Le 27 décembre 2019, M. [D] [S] a été victime d’un accident du travail.
Le certificat médical initial établi à cette date fait état d’une entorse au poignet gauche. nécessitant une immobilisation.
Le même jour, l’employeur a établi une déclaration d’accident du travail mentionnant que la victime allait chercher de la viande dans le frigo lorsqu’il a glissé sur le sol mouillé.
La décision de prise en charge de l’accident du travail au titre de la législation professionnelle a été notifiée par la caisse primaire à l’assuré et à l’employeur le 9 janvier 2020.
Du 27 décembre 2019 au 10 avril 2021, M. [S] a bénéficié d’arrêts de travail et de soins.
A la suite de la réception du certificat médical final, l’état de santé de M. [S] a été déclaré consolidé le 4 mai 2021.
Par courrier du 8 juillet 2021, la caisse primaire lui a notifié l’attribution d’un taux d’invalidité permanente fixé à 40 %, que la commission médicale de recours amiable a porté à 50 % par décision du 13 décembre 2021 notifiée le 23 décembre 2021.

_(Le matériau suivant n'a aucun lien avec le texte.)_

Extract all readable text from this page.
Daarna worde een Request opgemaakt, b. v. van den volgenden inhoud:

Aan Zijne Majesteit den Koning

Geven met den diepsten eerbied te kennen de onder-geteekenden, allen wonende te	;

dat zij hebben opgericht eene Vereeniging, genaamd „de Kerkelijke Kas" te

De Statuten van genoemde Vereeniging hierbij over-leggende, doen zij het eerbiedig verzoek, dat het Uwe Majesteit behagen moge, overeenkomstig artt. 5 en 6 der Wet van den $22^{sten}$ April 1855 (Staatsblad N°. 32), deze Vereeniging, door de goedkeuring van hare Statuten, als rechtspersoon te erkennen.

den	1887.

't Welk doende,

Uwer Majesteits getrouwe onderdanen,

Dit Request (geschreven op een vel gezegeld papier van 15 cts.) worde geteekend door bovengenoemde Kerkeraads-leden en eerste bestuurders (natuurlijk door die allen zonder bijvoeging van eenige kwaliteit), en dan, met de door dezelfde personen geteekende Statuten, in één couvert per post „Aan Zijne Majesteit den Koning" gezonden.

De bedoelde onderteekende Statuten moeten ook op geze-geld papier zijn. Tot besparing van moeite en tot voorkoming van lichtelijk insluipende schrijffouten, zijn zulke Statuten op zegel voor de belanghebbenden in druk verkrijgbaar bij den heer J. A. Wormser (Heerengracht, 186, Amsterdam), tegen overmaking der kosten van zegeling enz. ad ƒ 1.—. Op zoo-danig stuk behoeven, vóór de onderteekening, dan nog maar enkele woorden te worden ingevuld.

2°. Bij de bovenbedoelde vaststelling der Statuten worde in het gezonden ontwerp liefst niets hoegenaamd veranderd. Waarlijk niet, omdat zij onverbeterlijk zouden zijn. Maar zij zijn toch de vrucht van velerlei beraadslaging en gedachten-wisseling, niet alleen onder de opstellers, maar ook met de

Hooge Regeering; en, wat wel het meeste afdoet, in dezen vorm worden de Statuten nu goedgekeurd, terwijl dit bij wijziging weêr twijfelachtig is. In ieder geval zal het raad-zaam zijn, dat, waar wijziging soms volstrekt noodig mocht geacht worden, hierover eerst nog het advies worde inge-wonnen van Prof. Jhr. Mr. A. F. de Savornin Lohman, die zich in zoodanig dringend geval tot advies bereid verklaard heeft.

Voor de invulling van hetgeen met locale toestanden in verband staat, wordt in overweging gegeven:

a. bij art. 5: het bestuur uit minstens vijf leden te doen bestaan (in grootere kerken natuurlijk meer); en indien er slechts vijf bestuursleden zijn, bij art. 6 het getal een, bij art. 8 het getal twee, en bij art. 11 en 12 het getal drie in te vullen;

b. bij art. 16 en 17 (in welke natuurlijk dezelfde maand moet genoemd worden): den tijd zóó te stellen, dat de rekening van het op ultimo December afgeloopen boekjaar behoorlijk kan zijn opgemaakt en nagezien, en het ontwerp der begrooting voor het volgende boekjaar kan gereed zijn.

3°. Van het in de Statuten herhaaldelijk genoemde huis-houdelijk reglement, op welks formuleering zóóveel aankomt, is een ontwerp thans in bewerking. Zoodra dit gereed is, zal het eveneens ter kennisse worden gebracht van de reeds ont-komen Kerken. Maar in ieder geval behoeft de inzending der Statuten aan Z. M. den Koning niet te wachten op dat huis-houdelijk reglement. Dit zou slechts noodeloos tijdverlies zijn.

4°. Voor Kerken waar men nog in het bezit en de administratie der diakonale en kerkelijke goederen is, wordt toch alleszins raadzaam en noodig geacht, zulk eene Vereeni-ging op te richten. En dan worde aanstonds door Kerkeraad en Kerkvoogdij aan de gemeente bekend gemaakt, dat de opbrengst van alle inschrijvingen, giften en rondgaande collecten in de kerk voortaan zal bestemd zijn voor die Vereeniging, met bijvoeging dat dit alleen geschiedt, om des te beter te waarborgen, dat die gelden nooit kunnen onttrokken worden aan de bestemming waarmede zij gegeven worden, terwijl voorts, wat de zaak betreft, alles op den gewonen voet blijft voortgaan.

Entre-temps, lors de la visite de reprise organisée le 15 avril 2021, le médecin du travail a déclaré le salarié définitivement inapte au poste de boucher, en mentionnant, d’une part, une contre-indication à tout port manuel de charges lourdes et à tout travail avec la main gauche, et d’autre part, une possibilité de formation pour un travail administratif avec poste adapté, accueil ou surveillance.
Par lettre du 12 mai 2021, l’employeur a notifié à M. [S] son licenciement pour inaptitude et impossibilité de reclassement.
Le 20 janvier 2022, la caisse primaire a été destinataire d’un certificat médical de rechute, faisant notamment état de la pose d’un neurostimulateur le 19 janvier 2022, l’intervention chirurgicale étant motivée par la persistance de la perte de mobilité de la main gauche (main dominante) et par les douleurs constantes endurées par le patient.
Cette rechute a été prise en charge à titre professionnel selon décision de la caisse primaire notifiée le 10 février 2022.
Par courrier du 5 avril 2022, M. [S] a saisi la caisse en vue de la mise en 'uvre d’une procédure amiable de reconnaissance de la faute inexcusable de l’employeur.
Le 1er juillet 2022, la caisse a établi un procès-verbal de non-conciliation.
C’est dans ces conditions que M. [S] a saisi le 4 novembre 2022 le pôle social du tribunal judiciaire de Lons-le-Saunier de la procédure qui a donné lieu le 22 septembre 2023 au jugement entrepris.
MOTIFS
1- Sur la faute inexcusable
En application des articles L. 4121-1 et suivants du code du travail, il appartient à l’employeur de prendre les mesures nécessaires pour assurer la sécurité et protéger la santé physique et mentale des travailleurs, notamment par la mise en place d’actions de formation et la mise en oeuvre d’une organisation et de moyens adaptés.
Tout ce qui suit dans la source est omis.